The key is active negotiations were continuing, both sides insisted they were motivated and now focus had switched back to the board level. However, there is a real dynamic around political risk and Brookfield and its backers need to work through that.
In short, the Albanese government’s gas code of conduct has created long-term uncertainty around future gas prices that Origin’s LNG cash cow may receive, which remains a sticking point.
Still, the Origin board worked hard to secure a $9.00 a share indicative offer announced last November and they have little appetite to negotiate that away on what they see as manageable policy shifts in the energy market. Origin on Thursday closed down 3.2 per cent at $6.88.
For his part Origin chief executive Frank Calabria says the Brookfield process remains a matter for the board, which means he can focus on what he can control, which is planning his energy company for the green transition.
“We have to be disciplined … you have to think quite deliberately about how you don’t let the organisation be distracted (by the Brookfield offer),” he tells The Australian.
This includes planning for future moves, including moving ahead with a final investment decision on the new big battery at the Eraring coal-fired power plant that has been earmarked to close in 2025.
Despite the headline noise of the numbers, Calabria says the Origin machine is running well with LNG delivering strong cashflow, and that is helping to support lower energy output following weather-related disruptions.
“We are two businesses,” he says of Origin’s distinct LNG and domestic electricity operations. “But that’s always provided a reasonable hedge against what could also be going on in energy markets and provides us with diversification.”
Origin’s first half underlying profit, its preferred measure of earnings, fell to $44m from $268m. However, confidence in the looming June half, with price rises coming across more than 4 million customers, prompted Origin to boost the dividend to 16.5c per share from 12.5c previously.
In the energy market Origin is still playing catch up with the high costs from last winter’s disruptions and buying expensive oil and gas prices, but its cut-off for pushing through tariff price rises is in the middle of May. These price rises will ultimately be passed on to customers during the June half, but until then Origin’s earnings are carrying the difference.
For now Calabria and his team are working through the implications of the Albanese government’s pre-Christmas price caps on coal and gas, as well as the uncertainty the code of conduct presents. Origin as a buyer of coal is a beneficiary of cheaper coal, but as a gas producer the main focus is the implications of the gas mandatory code. Proposed wording of reasonable pricing under gas contracts remains up in the air. Calabria says necessary investment to developing new domestic gas fields won’t flow until there is certainty over how the policy will work.

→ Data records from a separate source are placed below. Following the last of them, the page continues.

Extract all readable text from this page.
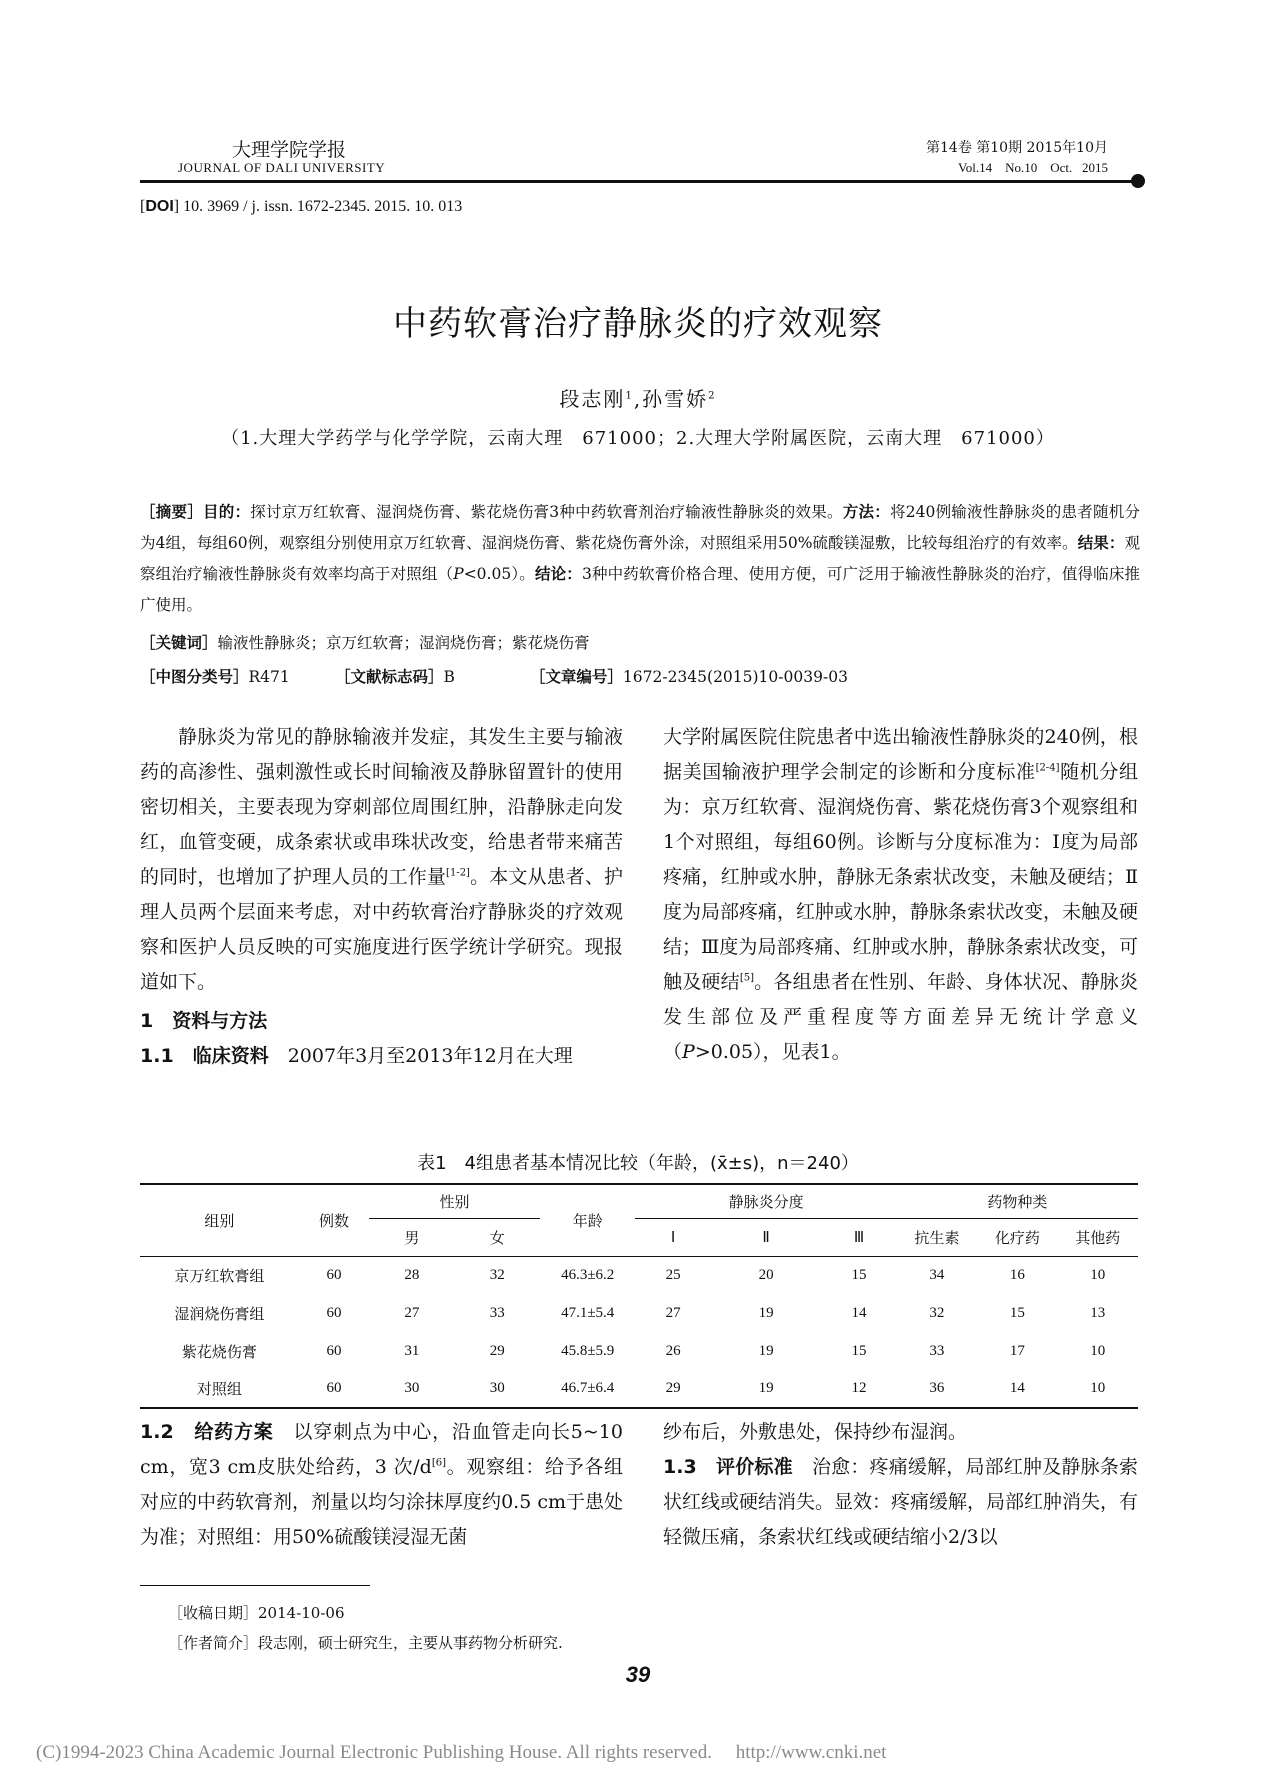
大理学院学报
JOURNAL OF DALI UNIVERSITY
第14卷 第10期 2015年10月
Vol.14    No.10    Oct.   2015
[DOI] 10. 3969 / j. issn. 1672-2345. 2015. 10. 013
中药软膏治疗静脉炎的疗效观察
段志刚$^1$,孙雪娇$^2$
（1.大理大学药学与化学学院，云南大理　671000；2.大理大学附属医院，云南大理　671000）
［摘要］目的：探讨京万红软膏、湿润烧伤膏、紫花烧伤膏3种中药软膏剂治疗输液性静脉炎的效果。方法：将240例输液性静脉炎的患者随机分为4组，每组60例，观察组分别使用京万红软膏、湿润烧伤膏、紫花烧伤膏外涂，对照组采用50%硫酸镁湿敷，比较每组治疗的有效率。结果：观察组治疗输液性静脉炎有效率均高于对照组（P<0.05）。结论：3种中药软膏价格合理、使用方便，可广泛用于输液性静脉炎的治疗，值得临床推广使用。
［关键词］输液性静脉炎；京万红软膏；湿润烧伤膏；紫花烧伤膏
［中图分类号］R471	［文献标志码］B	［文章编号］1672-2345(2015)10-0039-03
静脉炎为常见的静脉输液并发症，其发生主要与输液药的高渗性、强刺激性或长时间输液及静脉留置针的使用密切相关，主要表现为穿刺部位周围红肿，沿静脉走向发红，血管变硬，成条索状或串珠状改变，给患者带来痛苦的同时，也增加了护理人员的工作量[1-2]。本文从患者、护理人员两个层面来考虑，对中药软膏治疗静脉炎的疗效观察和医护人员反映的可实施度进行医学统计学研究。现报道如下。
1　资料与方法
1.1　 临床资料　 2007年3月至2013年12月在大理
大学附属医院住院患者中选出输液性静脉炎的240例，根据美国输液护理学会制定的诊断和分度标准[2-4]随机分组为：京万红软膏、湿润烧伤膏、紫花烧伤膏3个观察组和1个对照组，每组60例。诊断与分度标准为：Ⅰ度为局部疼痛，红肿或水肿，静脉无条索状改变，未触及硬结；Ⅱ度为局部疼痛，红肿或水肿，静脉条索状改变，未触及硬结；Ⅲ度为局部疼痛、红肿或水肿，静脉条索状改变，可触及硬结[5]。各组患者在性别、年龄、身体状况、静脉炎发生部位及严重程度等方面差异无统计学意义（P>0.05），见表1。
表1　4组患者基本情况比较（年龄，(x̄±s)，n＝240）
组别	例数	性别		年龄	静脉炎分度			药物种类		
		男	女		Ⅰ	Ⅱ	Ⅲ	抗生素	化疗药	其他药
京万红软膏组	60	28	32	46.3±6.2	25	20	15	34	16	10
湿润烧伤膏组	60	27	33	47.1±5.4	27	19	14	32	15	13
紫花烧伤膏	60	31	29	45.8±5.9	26	19	15	33	17	10
对照组	60	30	30	46.7±6.4	29	19	12	36	14	10
1.2　 给药方案　 以穿刺点为中心，沿血管走向长5~10 cm，宽3 cm皮肤处给药，3 次/d[6]。观察组：给予各组对应的中药软膏剂，剂量以均匀涂抹厚度约0.5 cm于患处为准；对照组：用50%硫酸镁浸湿无菌
纱布后，外敷患处，保持纱布湿润。
1.3　 评价标准　 治愈：疼痛缓解，局部红肿及静脉条索状红线或硬结消失。显效：疼痛缓解，局部红肿消失，有轻微压痛，条索状红线或硬结缩小2/3以
［收稿日期］2014-10-06
［作者简介］段志刚，硕士研究生，主要从事药物分析研究.
39
(C)1994-2023 China Academic Journal Electronic Publishing House. All rights reserved.     http://www.cnki.net
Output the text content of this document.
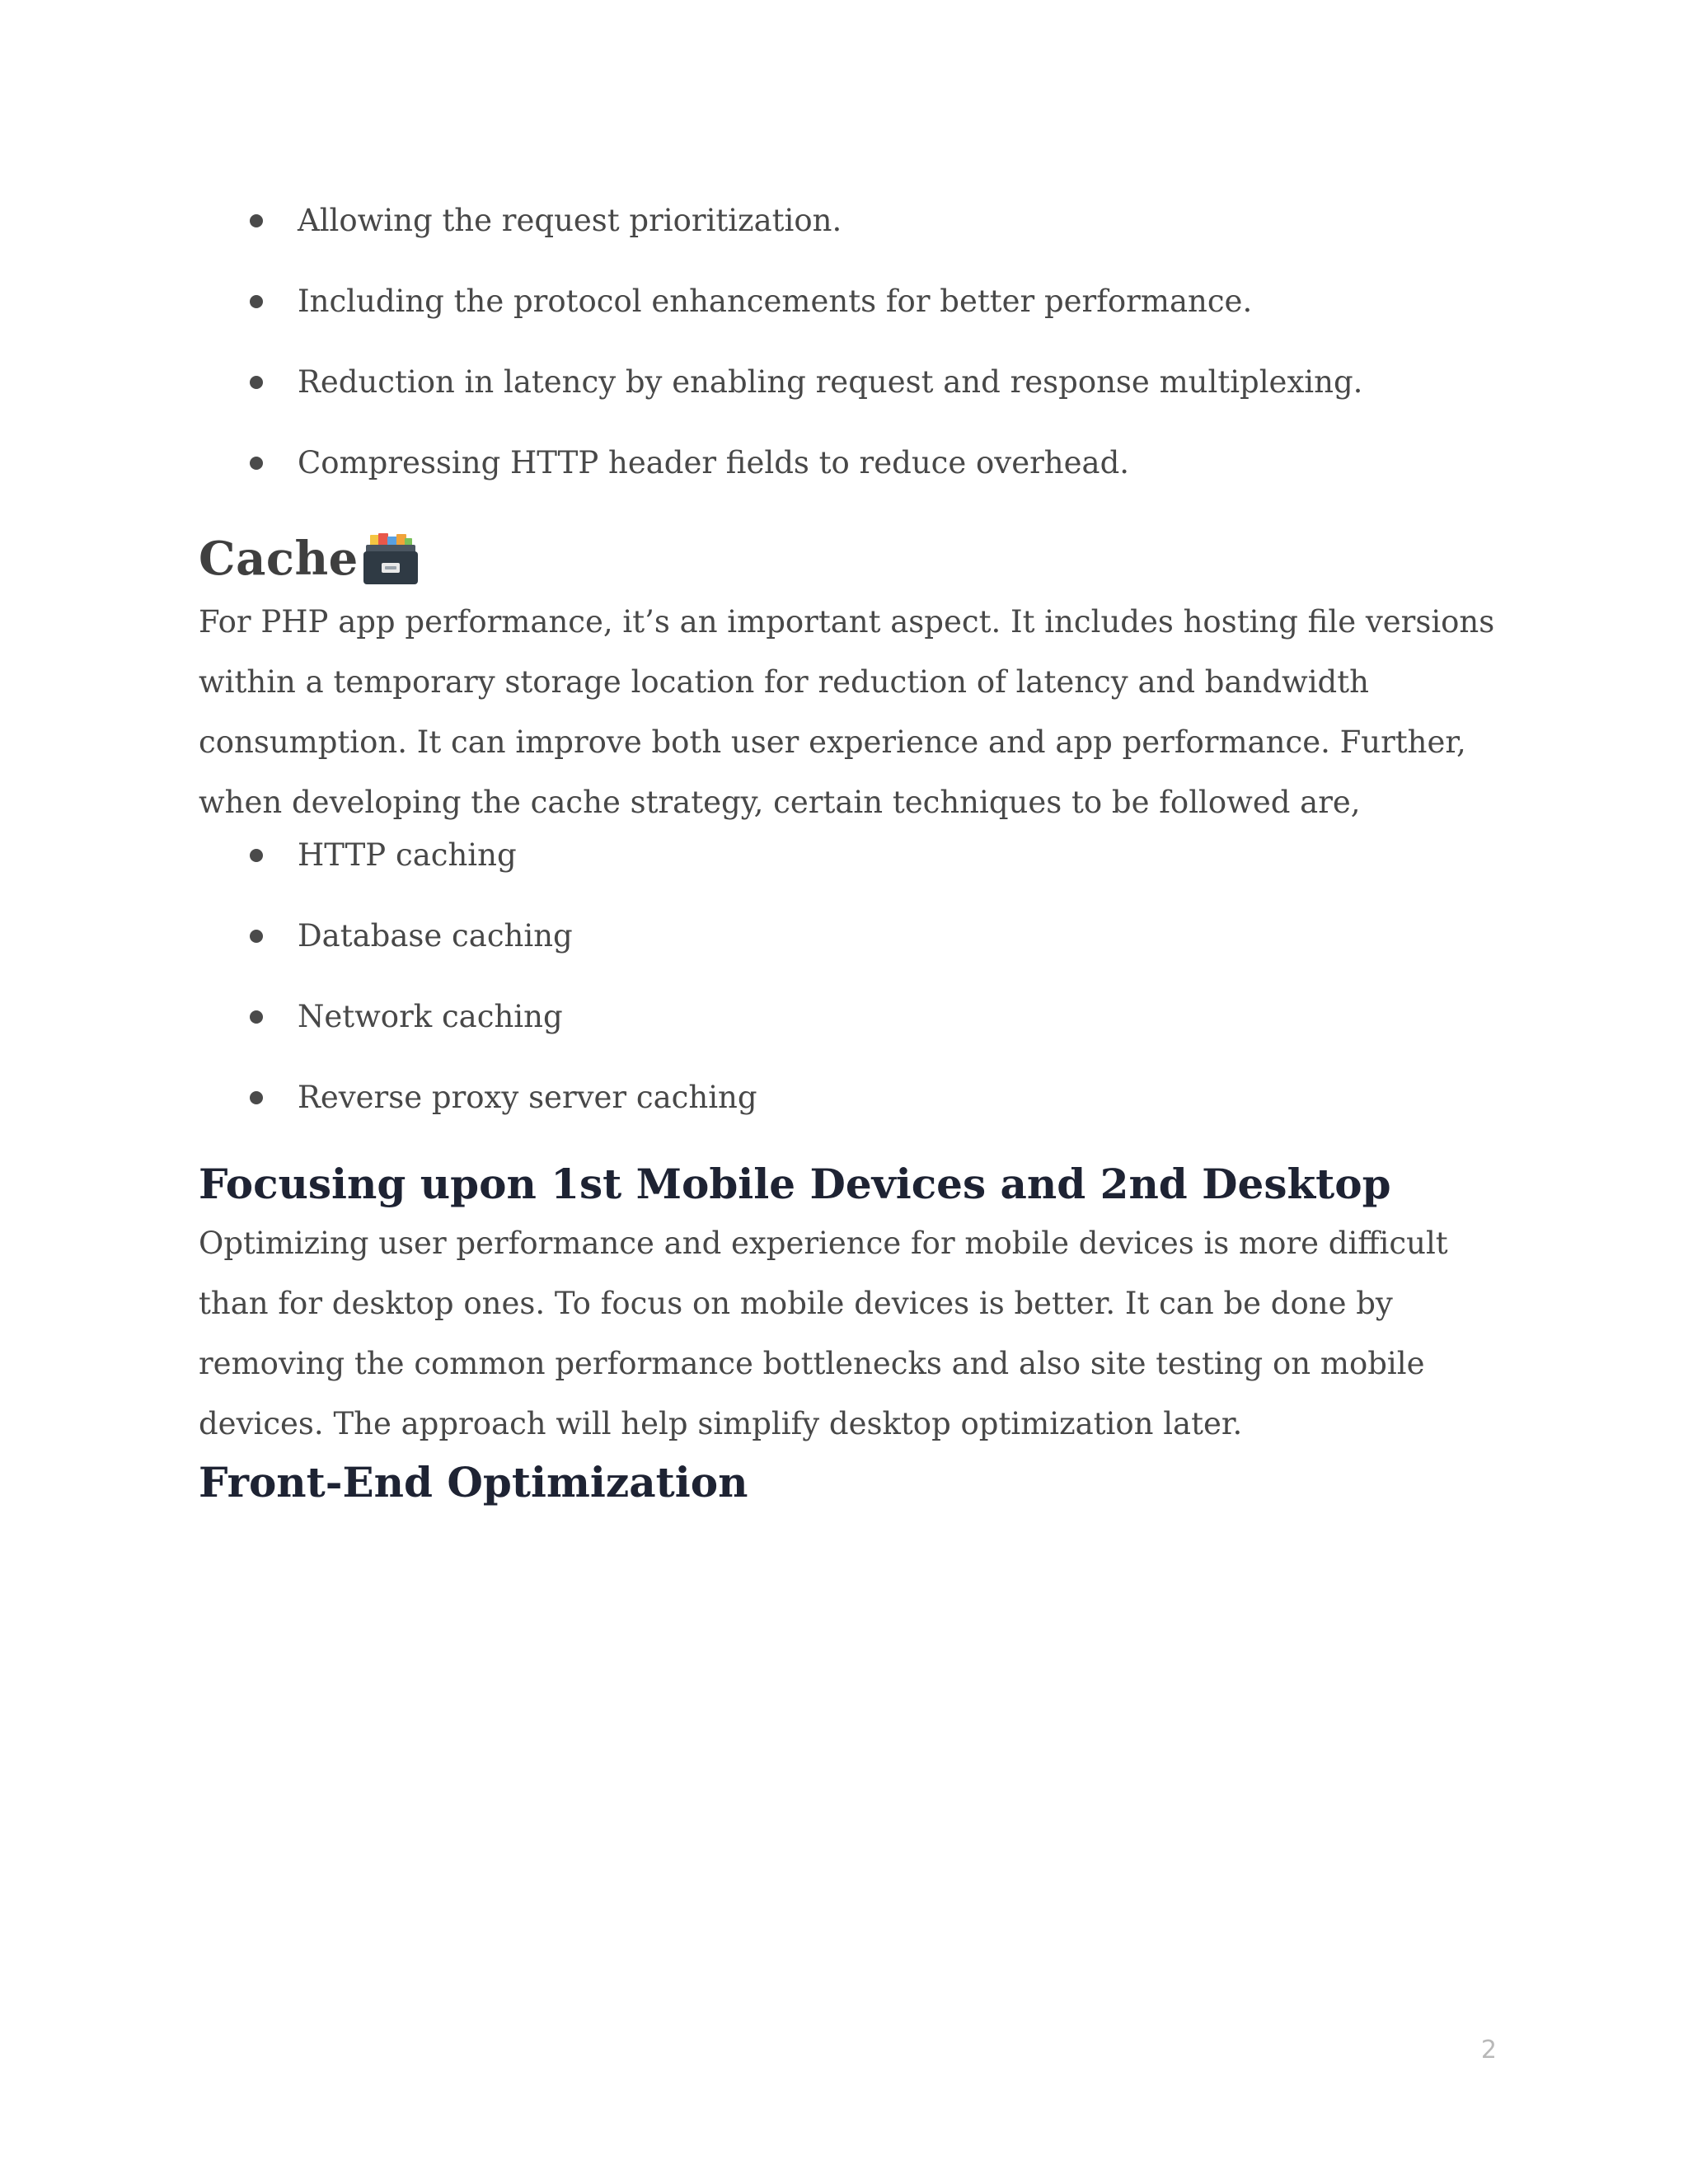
Allowing the request prioritization.
Including the protocol enhancements for better performance.
Reduction in latency by enabling request and response multiplexing.
Compressing HTTP header fields to reduce overhead.
Cache

For PHP app performance, it’s an important aspect. It includes hosting file versions within a temporary storage location for reduction of latency and bandwidth consumption. It can improve both user experience and app performance. Further, when developing the cache strategy, certain techniques to be followed are,

HTTP caching
Database caching
Network caching
Reverse proxy server caching
Focusing upon 1st Mobile Devices and 2nd Desktop

Optimizing user performance and experience for mobile devices is more difficult than for desktop ones. To focus on mobile devices is better. It can be done by removing the common performance bottlenecks and also site testing on mobile devices. The approach will help simplify desktop optimization later.

Front-End Optimization
2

Even so, almost all of Origin’s gas supplies for this year had been contracted prior to the cap coming into effect.
Despite the caps, Calabria says engagement with Canberra remains strong with all levels of federal departments now involved. But the pressure is in the tight time frames industry often faces when it comes to the government asking for feedback.
Meanwhile Calabria says reliability of the grid remains a major focus of the industry for coming months, with AGL’s ageing Liddell plant set to be turned off shortly. Last year there was perfect storm with wind and solar production falling off in the cooler months while gas demand was rising and offline capacity was crunched the market
The winter months can highlight just how interdependent gas and electricity are in Australia which can be a major pinch point, Calabria says.